Monday, May 10, 2010

Ruby Lips Above the Water / Blowing Bubbles Soft and Fine

The first time I wore lipstick I'd applied myself (I do not count the time my mother hastily applied a bit of hers backstage at my one and only dance recital when she realized all the other seven-year-olds were slathered from eyebrows to chin with pancake white and blue eyeshadow) was before a canteen in the eighth grade. It was gold. I'd definitely gotten it for free, probably in a goody bag after a birthday party. It made me look like an alien. An alien in a "ZERO" shirt. An alien in JNCOs, too, I think. An alien who did not grasp the idea of dressing like a human female and instead disguised herself as a boy that human female might theoretically want to dance with.

Anyway, yeah, I generally avoided the whole lipstick thing thereafter. In college I would occasionally buy a tube of what I thought was a kind of nice-ish pink but turned out to be the exact same weird magenta color I accidentally bought every fucking time, which was immediately banished to the basket of discarded identical bad lipsticks. No, scratch that, I owned red, too. Because I wore it one time. When I was doing laundry in my pajamas. And walked into a boy I had a crush on, who always managed to see me doing something embarrassing, like singing Cyndi Lauper very loudly to myself in an empty classroom. Or doing my laundry in Lucille Ball lipstick and rubber duckie pajamas.

Somewhere in the last year, though, I bought a 99-cent tube of violently red lipstick and it is about to become the first I've ever used up. It doesn't look any better than it ever did, nor have I learned to get through the day without smearing it at least partially onto my chin and having to wipe it off vigorously with a piece of toilet paper, nor have I been invited to a rash of events that would warrant flamboyant dolling-up. I'm wearing it right now, in fact, with my least favorite pair of jeans and a cardigan that is so beyond dirty I would feel okay using it to clean up a medium-sized coffee spill at my desk.

I haven't got a single glamorous bone in my body. Instead, some tangle of neurons in my brain is deeply dedicated to the ridiculous. There aren't many women in my life who wear real makeup every day, but those who do say cosmetics make them feel pretty and properly dressed up. As it turns out, I'm not nearly as interested in feeling dressed up as I am in feeling dressed up as. Why go to a work meeting merely looking as presentable as possible when I could go as a Robert Palmer girl?

Costumery is generally frowned upon in the cube world; Halloween might see a pair of cat ears or two, but a tiara on a generic Thursday would not fly no matter how desperately one needs to be wearing a tiara. On the flip side, costumery is also kind of de rigueur if you're me. I feel about as at home in businesswear (on the occasions when I actually have to wear it) as I do dressed as a cowgirl.

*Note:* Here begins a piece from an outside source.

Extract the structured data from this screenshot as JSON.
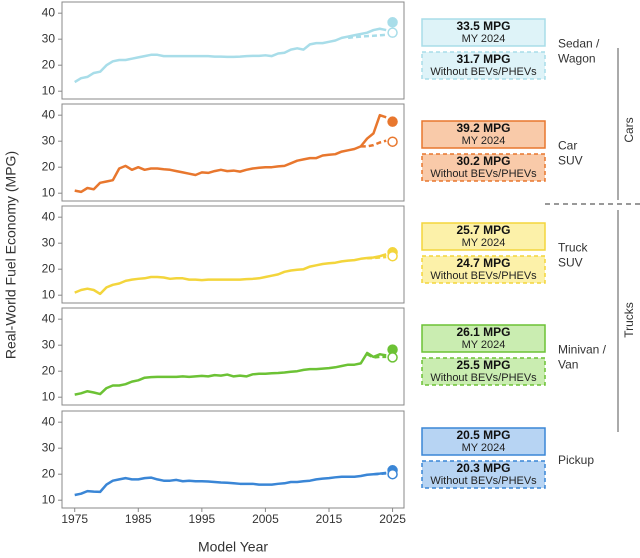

Red lipstick--it's an inoffensive and nonspecific anachronism, a way to lodge a complaint against the (realistically inoffensive and) nonspecific daily grind.

I have felt like I was disappearing on the subway on my way to work more than once. The proof that highlighting your talking hole with some cheap red makeup has medicinal value is the fact that this tube is almost gone, but I'm very much still here.

1 Comments:

Blogger broom people said...

I really know the one; I stop-started with lipstick a couple of time throughout my teenage years and always with whatever old tube was lying around. I hated it, but something about it made me keep wanting to go back. Then recently I bought a couple different cheap colours (the more ridiculous the better) and haven't stopped wearing it since. I especially like to wear it while doing the totally mundane - housework, homework, other kinds of work. Somehow it makes me feel strangely more competent. "Fuck you, world, I am going to get this boring thing done and then I am going to live my life." I have a friend who wears high heels every day for the same reason.